America’s current drone policy, she said, was like “choosing to win the battle at the cost of the war. These are battles. You get one terrorist, two terrorists, fine. But are you winning the war?”

Instead of rejecting the US policy, the foreign minister asked the Americans to work with Pakistan to find a way out.

“We must find a way how to handle this,” she said.

Talking about the negative effects of the drone attack, the foreign minister noted that suicide attacks which were virtually unknown in Pakistan multiplied rapidly when Americans started using drones in Fata.

In her speech to the think-tank, Ms Khar said Pakistan regarded Kabul as the most important capital in the world and recognised India as equally important.

That “the most important capital in the world is Kabul … is now an article of faith in Pakistan”, she said, “the national consensus across political parties in Pakistan today is that Afghanistan deserves the same dignity and respect that Pakistan expects from other countries for itself.”

Ms Khar said the best way for Pakistan to express its respect for Afghanistan was to be a partner to whichever government the Afghan people chose.

“We have been investing in a programme of trust and confidence building that has seen a dramatic improvement in our relationship with not only the Afghan government, but also the political opposition,” she said.

“We are walking the talk. We have no favourites in Afghanistan. We are interested in brotherhood with the entire Afghan nation.”
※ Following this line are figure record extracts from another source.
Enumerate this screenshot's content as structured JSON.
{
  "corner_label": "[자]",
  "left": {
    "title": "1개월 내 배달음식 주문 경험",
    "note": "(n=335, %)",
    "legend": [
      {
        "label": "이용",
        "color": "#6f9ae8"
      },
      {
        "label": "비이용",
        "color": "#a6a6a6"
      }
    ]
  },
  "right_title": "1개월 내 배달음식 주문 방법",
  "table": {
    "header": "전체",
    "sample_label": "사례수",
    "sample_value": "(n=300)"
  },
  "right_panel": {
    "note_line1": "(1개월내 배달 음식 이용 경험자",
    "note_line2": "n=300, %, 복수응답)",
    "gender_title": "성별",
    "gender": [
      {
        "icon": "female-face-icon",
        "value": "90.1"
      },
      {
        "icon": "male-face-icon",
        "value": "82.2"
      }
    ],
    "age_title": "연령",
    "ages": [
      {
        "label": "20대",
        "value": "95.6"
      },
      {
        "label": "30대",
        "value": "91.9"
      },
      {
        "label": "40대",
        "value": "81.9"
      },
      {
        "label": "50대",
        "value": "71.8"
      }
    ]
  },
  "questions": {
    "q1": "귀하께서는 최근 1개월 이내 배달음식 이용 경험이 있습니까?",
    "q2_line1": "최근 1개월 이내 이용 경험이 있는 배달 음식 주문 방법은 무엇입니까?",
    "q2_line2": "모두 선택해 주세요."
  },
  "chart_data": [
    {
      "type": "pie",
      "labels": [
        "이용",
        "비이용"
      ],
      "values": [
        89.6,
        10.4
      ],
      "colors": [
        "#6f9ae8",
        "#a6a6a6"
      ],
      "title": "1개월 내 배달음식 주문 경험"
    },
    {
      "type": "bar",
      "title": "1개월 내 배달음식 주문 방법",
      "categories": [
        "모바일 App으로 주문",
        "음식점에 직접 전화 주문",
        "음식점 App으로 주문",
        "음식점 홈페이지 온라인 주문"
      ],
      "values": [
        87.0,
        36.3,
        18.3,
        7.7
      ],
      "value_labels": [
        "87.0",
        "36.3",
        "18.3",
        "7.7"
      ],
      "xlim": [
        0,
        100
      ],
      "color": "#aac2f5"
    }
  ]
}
The change in Pakistan’s Afghan policy, she said, was not only paying dividends today, but would pay dividends far into the future as well.

The foreign minister said India was equally important for Pakistan, but instead of waiting for resolving complex issues like Kashmir before normalising ties, the government believed in engaging India first.

By encouraging trade with India, she said, the government was trying to create a stake in peace so that both countries have economic interests in peace as well.

The government was now using “the vastly untapped potential of trade and people-to-people contacts” for improving ties with India, she said.

“Trade and commerce will enhance economic opportunities for our people, and help expand and deepen the stakes, and create a set of interdependencies that will raise the cost of conflict,” she said.